Orbitaba ignorando pesares de
otros planetas heridos. El, ese hombre, se trasladaba desde un extremo hacia
otro consultando, midiendo, geologías distantemente.
Pronto se dirigiría hacia
algún mundo. Pese a que aún ignorase hacia cuál, permanecía en el espacio
observándolos. Podía verlos a todos, a todos podía contemplar y escrutar –con
arduo análisis- hasta elegir, derramando dudas dentro de la caldera de los azares,
hasta optar. Y miraba, y expectaba silenciosamente ante el eterno ojo del
universo plañidero.
Y había decidido, entre todos,
por el de mayor tamaño, por el de mayores dimensiones.
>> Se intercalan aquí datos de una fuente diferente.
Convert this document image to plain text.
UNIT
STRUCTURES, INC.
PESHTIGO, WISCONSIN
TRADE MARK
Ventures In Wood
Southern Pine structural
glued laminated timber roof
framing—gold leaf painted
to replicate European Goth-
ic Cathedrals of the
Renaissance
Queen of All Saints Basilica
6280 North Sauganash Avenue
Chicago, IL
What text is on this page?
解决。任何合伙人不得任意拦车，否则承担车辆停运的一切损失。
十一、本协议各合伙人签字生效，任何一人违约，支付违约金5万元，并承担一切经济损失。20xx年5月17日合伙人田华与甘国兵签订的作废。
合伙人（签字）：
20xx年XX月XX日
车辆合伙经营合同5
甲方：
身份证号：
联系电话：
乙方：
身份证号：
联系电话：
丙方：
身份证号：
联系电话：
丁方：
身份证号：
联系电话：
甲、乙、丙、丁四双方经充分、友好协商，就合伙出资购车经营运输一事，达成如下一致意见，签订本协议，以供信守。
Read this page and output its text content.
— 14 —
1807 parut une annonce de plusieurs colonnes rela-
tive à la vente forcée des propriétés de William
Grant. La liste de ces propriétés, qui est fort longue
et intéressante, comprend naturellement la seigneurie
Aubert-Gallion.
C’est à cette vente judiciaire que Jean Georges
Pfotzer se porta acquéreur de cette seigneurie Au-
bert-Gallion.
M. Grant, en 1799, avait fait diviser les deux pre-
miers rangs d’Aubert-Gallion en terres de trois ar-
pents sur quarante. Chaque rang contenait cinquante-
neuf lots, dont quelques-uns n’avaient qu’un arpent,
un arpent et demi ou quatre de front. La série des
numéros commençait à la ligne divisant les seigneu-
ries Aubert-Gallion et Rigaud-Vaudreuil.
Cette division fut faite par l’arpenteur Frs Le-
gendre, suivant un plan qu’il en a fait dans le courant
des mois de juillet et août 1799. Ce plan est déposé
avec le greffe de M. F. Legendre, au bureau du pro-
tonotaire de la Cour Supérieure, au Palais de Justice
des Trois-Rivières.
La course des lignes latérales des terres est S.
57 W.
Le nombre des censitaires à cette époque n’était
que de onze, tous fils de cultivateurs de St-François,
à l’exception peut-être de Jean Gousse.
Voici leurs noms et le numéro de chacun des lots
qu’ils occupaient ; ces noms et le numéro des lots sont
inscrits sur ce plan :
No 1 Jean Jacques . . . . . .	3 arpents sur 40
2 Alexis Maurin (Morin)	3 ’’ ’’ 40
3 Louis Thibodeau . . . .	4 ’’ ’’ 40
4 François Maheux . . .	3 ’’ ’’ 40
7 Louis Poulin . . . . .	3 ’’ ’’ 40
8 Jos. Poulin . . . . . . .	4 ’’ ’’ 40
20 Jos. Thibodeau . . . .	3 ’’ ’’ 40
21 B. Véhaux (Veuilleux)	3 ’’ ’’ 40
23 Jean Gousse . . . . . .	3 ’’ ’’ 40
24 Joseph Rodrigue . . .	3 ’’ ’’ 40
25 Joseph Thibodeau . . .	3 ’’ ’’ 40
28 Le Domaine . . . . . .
Ese respetaba sus
ambiciones y no las codiciaba. Ese deslumbraba por sus satélites por más que su
núcleo los acercara. Ese era el planeta, el de mayor tamaño, para él, para que
ahí fuese un Dios, su Dios; y recrear, y propagar su autoritarismo en torno.
Pero, aquel hombre que vivía
en el espacio, no había nacido ahí. El era oriundo de otro planeta, de otro de
menor tamaño; y ovalado, y circunspecto en delicias dadas a él. Y era diminuto.
Aquel futuro Dios había
optado, y, durante ese resplandor, hubo olvidado.